Quoted from ACM / Infosys Press Release.
"NEW YORK and BANGALORE, INDIA, April 1, 2014 – ACM (the Association for Computing Machinery) and the Infosys Foundation announced today that David Blei is the recipient of the 2013 ACM-Infosys Foundation Award in the Computing Sciences. He initiated an approach to analyzing large collections of data using innovative statistical methods, known as “topic modeling,” that make it possible to organize and summarize digital archives at a scale that would be impossible by human annotation. His work is scalable to collections of billions of documents. It has inspired new research programs across multiple disciplines, with applications for email archives, natural language processing, information retrieval, computational biology, social networks, and robotics as well as computational social sciences and digital humanities.

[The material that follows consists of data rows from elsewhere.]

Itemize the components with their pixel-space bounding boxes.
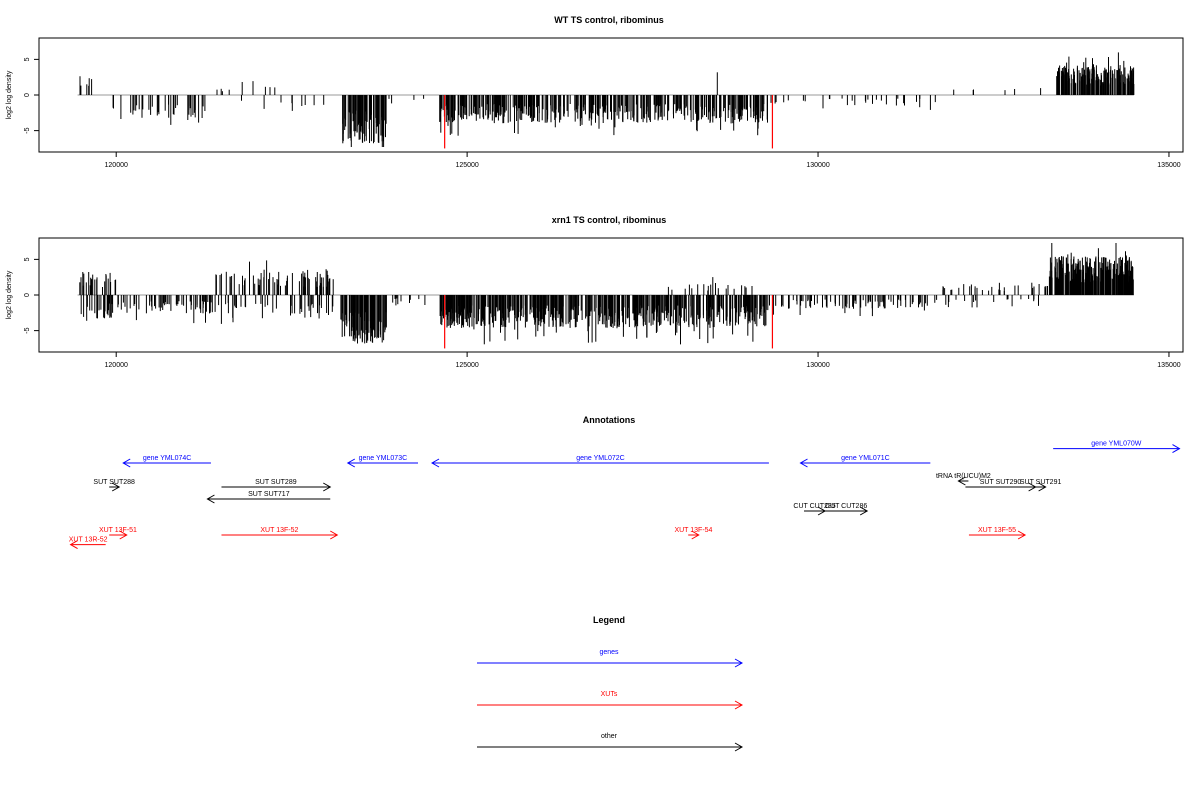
x-tick-label: 130000 [806,162,829,169]
annotation-feature: gene YML074C [122,455,211,468]
legend-arrow-head [734,658,744,668]
legend-panel: Legend genes XUTs other [477,615,744,752]
feature-arrow-head [1172,444,1181,454]
feature-label: gene YML072C [576,455,625,462]
feature-label: SUT SUT291 [1020,479,1062,486]
feature-arrow-head [206,494,215,504]
annotation-feature: gene YML072C [431,455,769,468]
feature-label: gene YML070W [1091,441,1141,448]
annotation-feature: XUT 13F-55 [968,527,1027,540]
annotation-feature: SUT SUT288 [93,479,135,492]
annotation-feature: SUT SUT291 [1020,479,1062,492]
feature-label: SUT SUT290 [980,479,1022,486]
feature-arrow-head [1038,482,1047,492]
feature-arrow-head [119,530,128,540]
feature-label: gene YML071C [841,455,890,462]
y-tick-label: -5 [24,127,31,133]
wt-axes: 120000 125000 130000 135000 -5 0 5 [24,57,1181,169]
x-tick-label: 135000 [1157,362,1180,369]
annotation-feature: gene YML070W [1053,441,1181,454]
annotation-feature: SUT SUT717 [206,491,331,504]
annotations-panel: Annotations gene YML074C gene YML073C gene… [69,415,1181,550]
feature-label: XUT 13F-52 [260,527,298,534]
feature-arrow-head [346,458,356,468]
annotation-feature: XUT 13F-52 [221,527,339,540]
legend-items: genes XUTs other [477,649,744,752]
feature-arrow-head [111,482,121,492]
annotation-feature: CUT CUT285 [793,503,836,516]
feature-arrow-head [859,506,869,516]
legend-item-other: other [477,733,744,752]
xrn1-axes: 120000 125000 130000 135000 -5 0 5 [24,257,1181,369]
legend-label: genes [599,649,619,656]
wt-bars [77,52,1135,149]
feature-label: XUT 13F-55 [978,527,1016,534]
feature-label: XUT 13R-52 [69,537,108,544]
feature-label: SUT SUT288 [93,479,135,486]
feature-arrow-head [799,458,808,468]
legend-item-gene: genes [477,649,744,668]
feature-label: XUT 13F-51 [99,527,137,534]
legend-label: XUTs [601,691,618,698]
feature-arrow-head [957,476,966,486]
legend-label: other [601,733,618,740]
annotation-feature: gene YML073C [346,455,418,468]
x-tick-label: 130000 [806,362,829,369]
feature-label: gene YML073C [359,455,408,462]
annotation-feature: XUT 13F-54 [674,527,713,540]
legend-arrow-head [734,700,744,710]
feature-label: SUT SUT289 [255,479,297,486]
y-tick-label: 0 [24,293,31,297]
annotation-features: gene YML074C gene YML073C gene YML072C gene… [69,441,1181,550]
annotation-feature: XUT 13F-51 [99,527,137,540]
feature-label: tRNA tR(UCU)M2 [936,473,991,480]
y-tick-label: -5 [24,327,31,333]
wt-panel-title: WT TS control, ribominus [554,15,664,25]
annotations-title: Annotations [583,415,636,425]
feature-arrow-head [330,530,339,540]
x-tick-label: 120000 [105,162,128,169]
x-tick-label: 125000 [455,362,478,369]
feature-arrow-head [1028,482,1037,492]
feature-arrow-head [691,530,700,540]
legend-title: Legend [593,615,625,625]
xrn1-bars [77,243,1134,349]
feature-arrow-head [1017,530,1027,540]
feature-arrow-head [323,482,332,492]
annotation-feature: SUT SUT290 [965,479,1037,492]
legend-item-xut: XUTs [477,691,744,710]
feature-arrow-head [122,458,131,468]
feature-arrow-head [69,540,78,550]
feature-arrow-head [431,458,440,468]
xrn1-y-axis-label: log2 log density [6,270,13,319]
feature-label: gene YML074C [143,455,192,462]
annotation-feature: XUT 13R-52 [69,537,108,550]
legend-arrow-head [734,742,744,752]
feature-arrow-head [817,506,827,516]
x-tick-label: 125000 [455,162,478,169]
xrn1-panel-title: xrn1 TS control, ribominus [552,215,667,225]
annotation-feature: tRNA tR(UCU)M2 [936,473,991,486]
y-tick-label: 5 [24,57,31,61]
feature-label: CUT CUT286 [825,503,867,510]
x-tick-label: 120000 [105,362,128,369]
annotation-feature: CUT CUT286 [825,503,869,516]
feature-label: SUT SUT717 [248,491,290,498]
y-tick-label: 0 [24,93,31,97]
xrn1-coverage-panel: xrn1 TS control, ribominus log2 log dens… [6,215,1184,369]
feature-label: XUT 13F-54 [674,527,712,534]
feature-label: CUT CUT285 [793,503,835,510]
y-tick-label: 5 [24,257,31,261]
wt-y-axis-label: log2 log density [6,70,13,119]
annotation-feature: gene YML071C [799,455,931,468]
wt-coverage-panel: WT TS control, ribominus log2 log densit… [6,15,1184,169]
annotation-feature: SUT SUT289 [221,479,332,492]
x-tick-label: 135000 [1157,162,1180,169]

The ACM-Infosys Foundation Award recognizes the finest recent innovations by young scientists and system developers in the computing field. An endowment from the Infosys Foundation provides financial support for the $175,000 annual award. ACM will present the ACM˗Infosys Foundation Award at its annual awards banquet on June 21 in San Francisco.

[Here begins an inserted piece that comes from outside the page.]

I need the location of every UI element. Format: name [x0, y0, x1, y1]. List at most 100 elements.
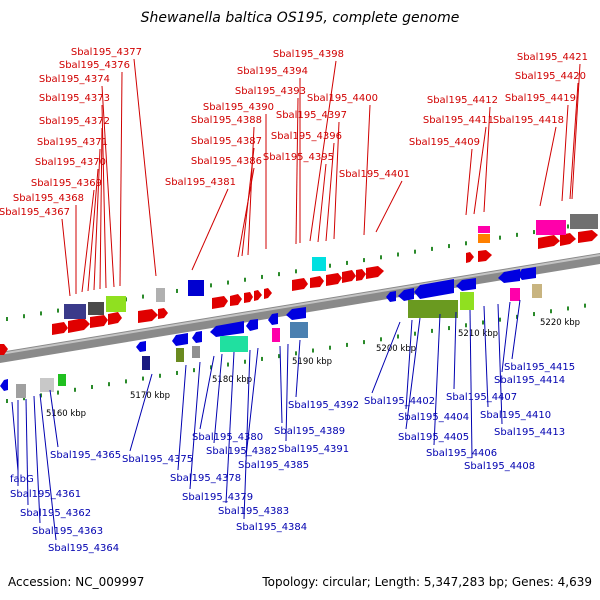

ACM President Vint Cerf said that Blei’s contributions provided a basic framework for an entire generation of researchers to develop statistical modeling approaches. “His topic modeling algorithms go beyond the search and links approach to information retrieval. In an era of explosive data on the Internet, he saw the advantage of discovering the latent themes that underlie documents, and identifying how each document exhibits these themes. In fact, he changed the way machine learning researchers think about modeling text and other objects in the digital realm.”
S. D. Shibulal, CEO and Managing Director, Infosys, said, “The innovative topic modeling method that David Blei has used to analyze data goes to show the capability in executing what was an unthinkable and mammoth task till a few years back. With ever-growing data generation, there is a simultaneous need to archive and interpret this data. Blei’s groundbreaking method has not only made this a simple task but will also help increase productivity significantly.”
Blei led the research that resulted in the simplest topic model, known as LDA (Latent Dirichlet Allocation). This statistical model provides a powerful tool for discovering and exploiting the hidden “topics” or semantic themes in the data. It is scalable to collections of billions of documents with thousands of themes, and applies equally well to images and biological sequences. Blei’s approach is based on a Bayesian framework (a mathematical method based on probability) that exploits hidden variables to draw out the latent thematic structure in the data. LDA has been characterized as the single most important method for analyzing large collections of data. He continues to expand the scope of topic modeling with powerful methods for simultaneously analyzing documents and user behavior.
In a landmark 2003 paper detailing the development of LDA, Blei and his co-authors Michael Jordan and Andrew Ng laid out their method for discovering patterns of word use and connection documents that exhibit similar patterns. The paper, Latent Dirichlet Allocation, has been frequently cited by the growing population of researchers in the topic modeling area."